Just a week earlier, the first wife lectured Mehran about how she should never think she is any closer to her father than the other children, nor that there was a special bond between them. Mehran responded by throwing another fit and yelling at her stepmother. When Azita came in, intending to plead with her husband’s first wife to stop, she instead lost her patience with Mehran, who furiously screamed back. Azita slapped her across the face to make her stop.
It was the first time she had hit her daughter.
“You must never speak to your other mother like that again!” she yelled at her daughter. Mehran went silent immediately. Azita froze as she watched the surprised look on her daughter’s face and the tears that ensued. The red marks on Mehran’s cheek faded, but she did not speak much until the next day.
Azita pleaded with her husband’s first wife to recognize that the bacha posh arrangement is to their joint advantage. It helps control the pressure to bring another child into the family. Or a third wife. But that argument gains no traction with the first wife, who has firmly argued that Mehran must look, behave, and be treated like the girl she is.
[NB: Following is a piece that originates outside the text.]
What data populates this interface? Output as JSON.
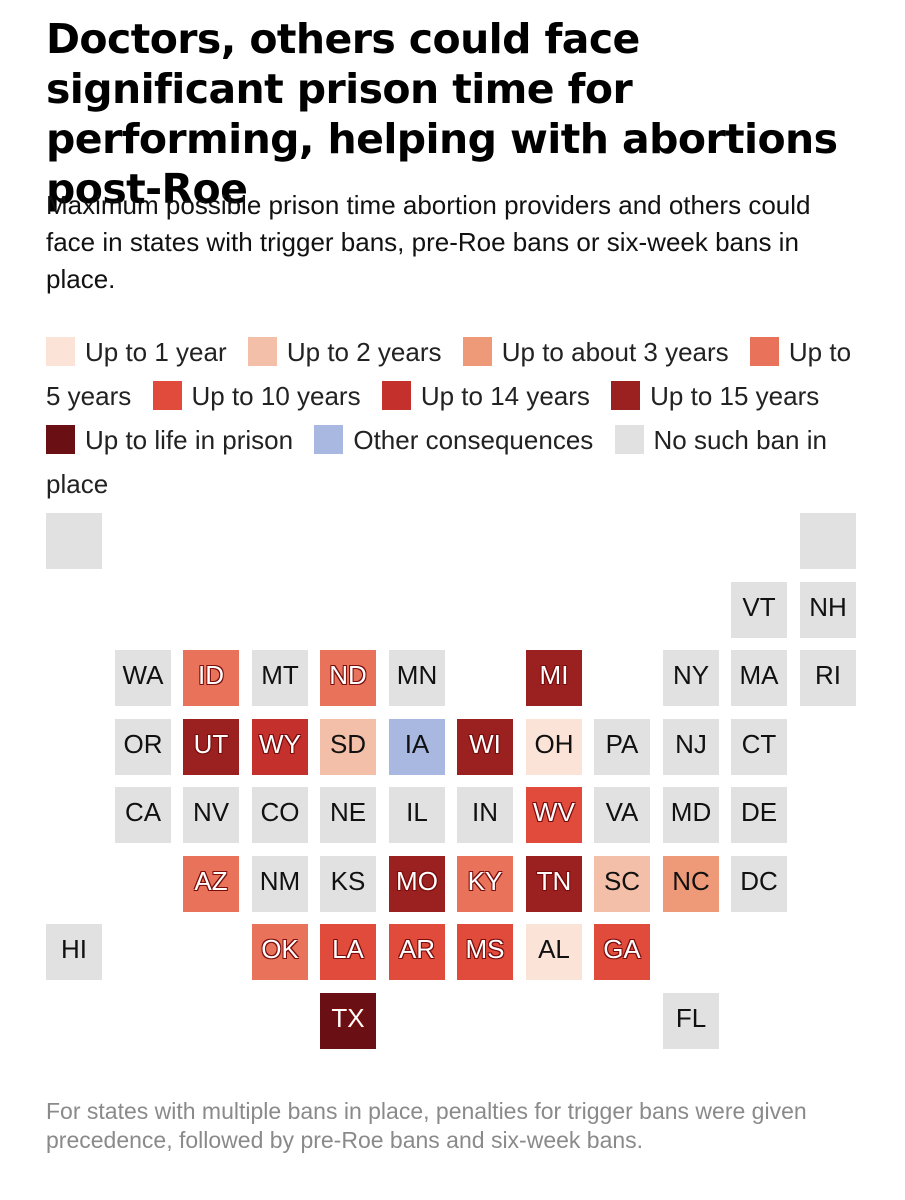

Until Azita understands this, it is necessary to remind Mehran that she is indeed a girl—and an ugly one at that—if she misbehaves.
Underneath these forced but polite conversations between the two wives, they both know exactly what is at stake: If Mehran is stripped of her role as a son, it will also remove Azita’s fragile status as a somewhat more important wife. There is a traditional ranking order between multiple wives married to one husband, where the first-married holds a higher status and more clout in the family. But that is, in turn, calibrated by who produces the most sons. Mehran is all that stands between Azita as she lives now and potentially reverting to the traditionally lower status of second wife. Making an already complicated childhood even more difficult, Mehran thus holds some of the power balance between her mother and her stepmother.
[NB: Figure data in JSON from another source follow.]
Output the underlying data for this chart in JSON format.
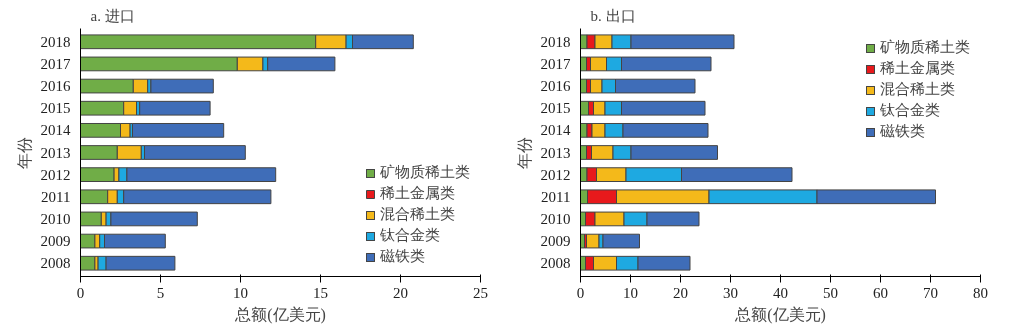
{
  "chart_data": [
    {
      "type": "bar",
      "title": "a. 进口",
      "orientation": "horizontal",
      "stacked": true,
      "xlabel": "总额(亿美元)",
      "ylabel": "年份",
      "legend": "bottom right",
      "grid": false,
      "categories": [
        "2018",
        "2017",
        "2016",
        "2015",
        "2014",
        "2013",
        "2012",
        "2011",
        "2010",
        "2009",
        "2008"
      ],
      "xlim": [
        0,
        25
      ],
      "xticks": [
        0,
        5,
        10,
        15,
        20,
        25
      ],
      "series": [
        {
          "name": "矿物质稀土类",
          "color": "#70ad47",
          "values": [
            14.7,
            9.8,
            3.3,
            2.7,
            2.5,
            2.3,
            2.1,
            1.7,
            1.3,
            0.9,
            0.9
          ]
        },
        {
          "name": "稀土金属类",
          "color": "#e8191c",
          "values": [
            null,
            null,
            null,
            null,
            null,
            null,
            null,
            null,
            null,
            null,
            null
          ]
        },
        {
          "name": "混合稀土类",
          "color": "#f4b91a",
          "values": [
            1.9,
            1.6,
            0.9,
            0.8,
            0.6,
            1.5,
            0.3,
            0.6,
            0.3,
            0.3,
            0.2
          ]
        },
        {
          "name": "钛合金类",
          "color": "#1ea9e1",
          "values": [
            0.4,
            0.3,
            0.2,
            0.2,
            0.15,
            0.2,
            0.5,
            0.4,
            0.3,
            0.3,
            0.5
          ]
        },
        {
          "name": "磁铁类",
          "color": "#3f6db8",
          "values": [
            3.8,
            4.2,
            3.9,
            4.4,
            5.7,
            6.3,
            9.3,
            9.2,
            5.4,
            3.8,
            4.3
          ]
        }
      ]
    },
    {
      "type": "bar",
      "title": "b. 出口",
      "orientation": "horizontal",
      "stacked": true,
      "xlabel": "总额(亿美元)",
      "ylabel": "年份",
      "legend": "top right",
      "grid": false,
      "categories": [
        "2018",
        "2017",
        "2016",
        "2015",
        "2014",
        "2013",
        "2012",
        "2011",
        "2010",
        "2009",
        "2008"
      ],
      "xlim": [
        0,
        80
      ],
      "xticks": [
        0,
        10,
        20,
        30,
        40,
        50,
        60,
        70,
        80
      ],
      "series": [
        {
          "name": "矿物质稀土类",
          "color": "#70ad47",
          "values": [
            1.3,
            1.2,
            1.2,
            1.6,
            1.3,
            1.2,
            1.3,
            1.4,
            1.0,
            0.8,
            1.0
          ]
        },
        {
          "name": "稀土金属类",
          "color": "#e8191c",
          "values": [
            1.6,
            0.8,
            0.8,
            1.0,
            1.0,
            1.0,
            1.9,
            5.8,
            1.9,
            0.4,
            1.6
          ]
        },
        {
          "name": "混合稀土类",
          "color": "#f4b91a",
          "values": [
            3.4,
            3.2,
            2.3,
            2.3,
            2.6,
            4.3,
            5.9,
            18.5,
            5.8,
            2.5,
            4.6
          ]
        },
        {
          "name": "钛合金类",
          "color": "#1ea9e1",
          "values": [
            3.8,
            3.0,
            2.7,
            3.3,
            3.6,
            3.6,
            11.1,
            21.6,
            4.6,
            0.8,
            4.3
          ]
        },
        {
          "name": "磁铁类",
          "color": "#3f6db8",
          "values": [
            20.6,
            17.9,
            15.9,
            16.7,
            17.0,
            17.3,
            22.1,
            23.7,
            10.4,
            7.3,
            10.4
          ]
        }
      ]
    }
  ]
}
The first wife has also taken to reminding her husband that his youngest daughter needs to be cultivated into decent marriage material. If nothing else, her current loud and talkative manner will grow into a problem later on. She is already hard to control. He should not let it escalate, she keeps reminding him. “She’s a girl, and you have to treat her as one.”
Azita’s husband has not taken kindly to the brewing conflict centered around his oldest wife and his youngest child, demanding of both wives that they get along and make the children behave. He has even snapped at Mehran a few times himself—something he did not use to do. It should be a happy time for all of them, he insists, now that they are all together again.
After the meal is finished at Afghan Fried Chicken, Azita pays the bill. She wants to leave in order to catch her Turkish television series: In the previous episode, a young woman was being threatened with an arranged marriage, and Azita is curious to see how the drama will evolve. She hurries her husband and the children out through a side door where the four-wheel drive is parked. They had to get a new car to fit the family of eight.
Tonight, Mehran still rides in the front seat.